The history of Arabs extends from circa 1200 BC when Southern Arabian Peninsula was ruled by three successive civilizations: Mineans, who established their capital Karna (1200–650 BC), Sabeans in Marib (1000 BC—570 AD), and the Himyarite (2nd-6th centuries AD) in Dhafar (Oman) [9–11]. These civilizations were built by authentic Yemeni tribes. The kingdom of Kinda was established in Central Arabia in 4th-early 6th century AD, while Dilmun civilization was founded in Eastern Arabia. In 3rd century AD, East African Kingdom of Aksum extended into Yemen and Western Saudi Arabia [12]. In addition, the Lakhmids (Yemeni origin), established a dynasty which ruled part of present-day Iraq and Syria in 300–602 AD [10, 13, 14]. The Arab Christian Ghassanids (220–638 AD), originating from Southern Arabia, migrated in 3rd century to Jordan, where they established their kingdom that extended from Syria to Yathrib (Saudi Arabia)[12.13]. Islam was introduced in 610 AD to Arabian Peninsula.
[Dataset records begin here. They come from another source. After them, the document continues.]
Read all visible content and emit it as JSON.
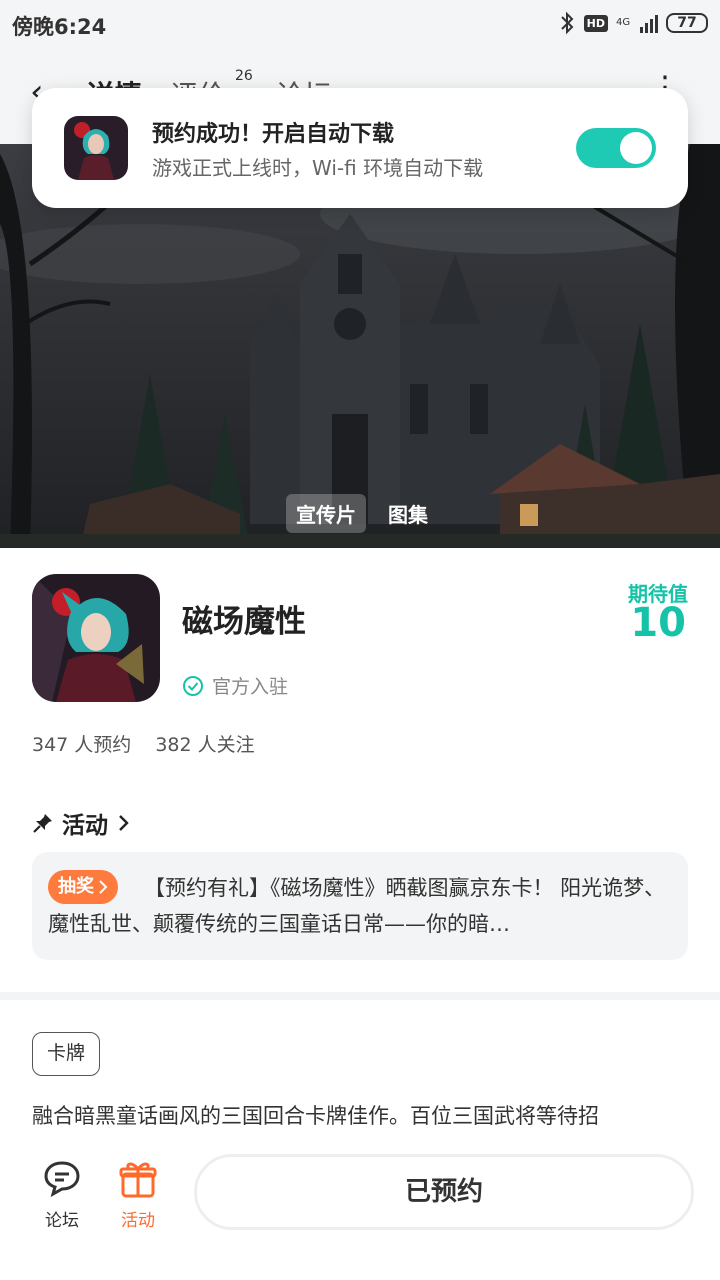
{
  "status_bar": {
    "time": "傍晚6:24",
    "network": "4G",
    "hd": "HD",
    "battery": "77"
  },
  "nav": {
    "tab_detail": "详情",
    "tab_review": "评价",
    "review_count": "26",
    "tab_forum": "论坛"
  },
  "toast": {
    "title": "预约成功！开启自动下载",
    "subtitle": "游戏正式上线时，Wi-fi 环境自动下载",
    "toggle_on": true
  },
  "banner": {
    "tabs": [
      "宣传片",
      "图集"
    ],
    "active_tab": "宣传片"
  },
  "game": {
    "name": "磁场魔性",
    "official_label": "官方入驻",
    "expect_label": "期待值",
    "expect_value": "10",
    "reservations": "347 人预约",
    "followers": "382 人关注"
  },
  "activity": {
    "title": "活动",
    "tag": "抽奖",
    "text": "【预约有礼】《磁场魔性》晒截图赢京东卡！ 阳光诡梦、魔性乱世、颠覆传统的三国童话日常——你的暗…"
  },
  "genre_tag": "卡牌",
  "description": "融合暗黑童话画风的三国回合卡牌佳作。百位三国武将等待招",
  "bottom": {
    "forum": "论坛",
    "activity": "活动",
    "reserve_button": "已预约"
  },
  "colors": {
    "accent": "#17c3a8",
    "orange": "#ff7a3d"
  }
}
Shortly thereafter, Arabian tribes were united as a single Islamic state in the Arabian Peninsula, which was spear-headed by the Islamic prophet Muhammad. This Islamic state progressively grew in area, and in types and numbers of populations, and extended from Andalusia (Spain) to the west, to Indus in the east [14].
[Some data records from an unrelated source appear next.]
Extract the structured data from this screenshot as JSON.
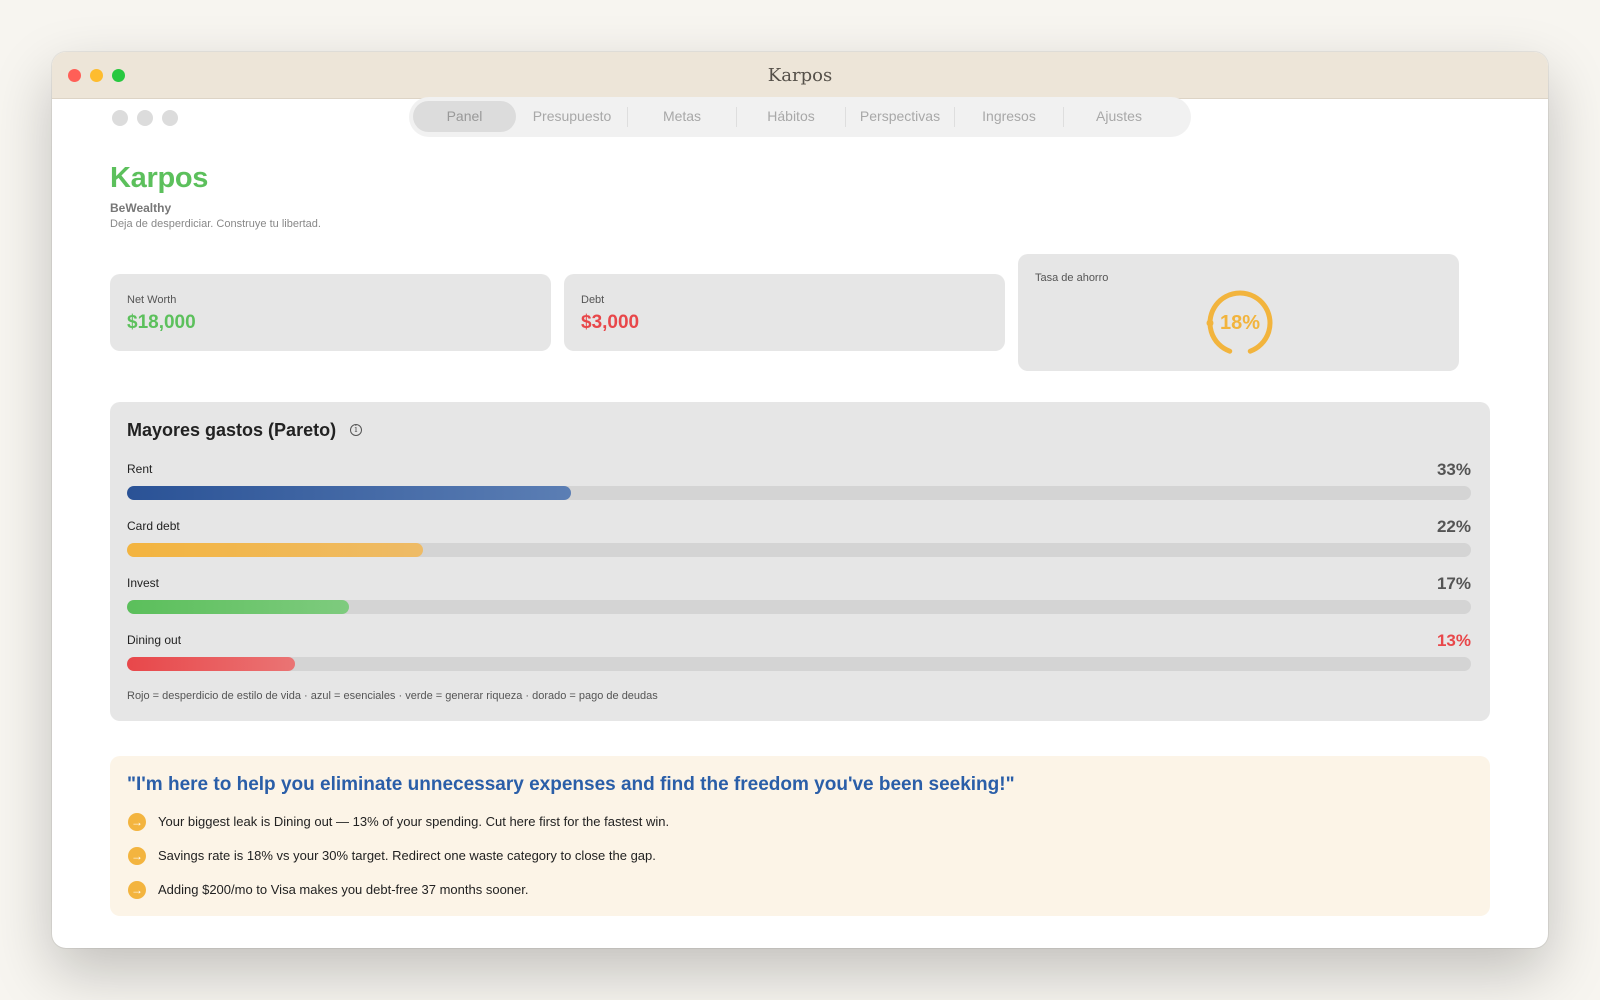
{
  "window": {
    "title": "Karpos"
  },
  "tabs": [
    {
      "label": "Panel",
      "active": true
    },
    {
      "label": "Presupuesto"
    },
    {
      "label": "Metas"
    },
    {
      "label": "Hábitos"
    },
    {
      "label": "Perspectivas"
    },
    {
      "label": "Ingresos"
    },
    {
      "label": "Ajustes"
    }
  ],
  "brand": {
    "title": "Karpos",
    "subtitle": "BeWealthy",
    "tagline": "Deja de desperdiciar. Construye tu libertad."
  },
  "cards": {
    "net_worth": {
      "label": "Net Worth",
      "value": "$18,000",
      "color": "#5cc05c"
    },
    "debt": {
      "label": "Debt",
      "value": "$3,000",
      "color": "#e8474a"
    },
    "savings": {
      "label": "Tasa de ahorro",
      "value": "18%",
      "fraction": 0.18,
      "color": "#f2b43d"
    }
  },
  "pareto": {
    "title": "Mayores gastos (Pareto)",
    "info_icon": "info-icon",
    "items": [
      {
        "label": "Rent",
        "pct": "33%",
        "fraction": 0.33,
        "color_from": "#2a5296",
        "color_to": "#5b7eb4",
        "pct_color": "#555555"
      },
      {
        "label": "Card debt",
        "pct": "22%",
        "fraction": 0.22,
        "color_from": "#f3b43f",
        "color_to": "#eebb66",
        "pct_color": "#555555"
      },
      {
        "label": "Invest",
        "pct": "17%",
        "fraction": 0.165,
        "color_from": "#5bbf5b",
        "color_to": "#7ecb7e",
        "pct_color": "#555555"
      },
      {
        "label": "Dining out",
        "pct": "13%",
        "fraction": 0.125,
        "color_from": "#e8474a",
        "color_to": "#ea7474",
        "pct_color": "#e8474a"
      }
    ],
    "legend": "Rojo = desperdicio de estilo de vida · azul = esenciales · verde = generar riqueza · dorado = pago de deudas"
  },
  "coach": {
    "quote": "\"I'm here to help you eliminate unnecessary expenses and find the freedom you've been seeking!\"",
    "tip_icon": "arrow-right-circle-icon",
    "tips": [
      "Your biggest leak is Dining out — 13% of your spending. Cut here first for the fastest win.",
      "Savings rate is 18% vs your 30% target. Redirect one waste category to close the gap.",
      "Adding $200/mo to Visa makes you debt-free 37 months sooner."
    ]
  }
}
Subsequent spread of Islam involved swift invasion of Persia (637-651AD), Iraq, Levant, and Egypt (639 AD), which extended into North Africa (640–709), and to Spain, Portugal, and France (Poitiers) in 8th century AD. Eastwards, Arab expansion to Central Asia, Bukhara (Uzbekistan), Afghanistan (637–709), and the Indus border (664–712) followed. Northwards, Arab invaders were in contact with the Byzantine Empire, and the Caspian and Caucasus to the north [15, 16]. With the Islamic expansion from 7th century, social and political groups were gradually Arabized. The spreading of Arab-Muslim culture was at the expense of local languages (as Berber, Kurdish), especially in Middle East and North Africa, resulting in the Arabized population speaking variants of Arabic, mixed with original languages (dialect). The extent of gene Arab exchange with these autochthonous groups is undetermined but is thought to be lower than religious/cultural influence.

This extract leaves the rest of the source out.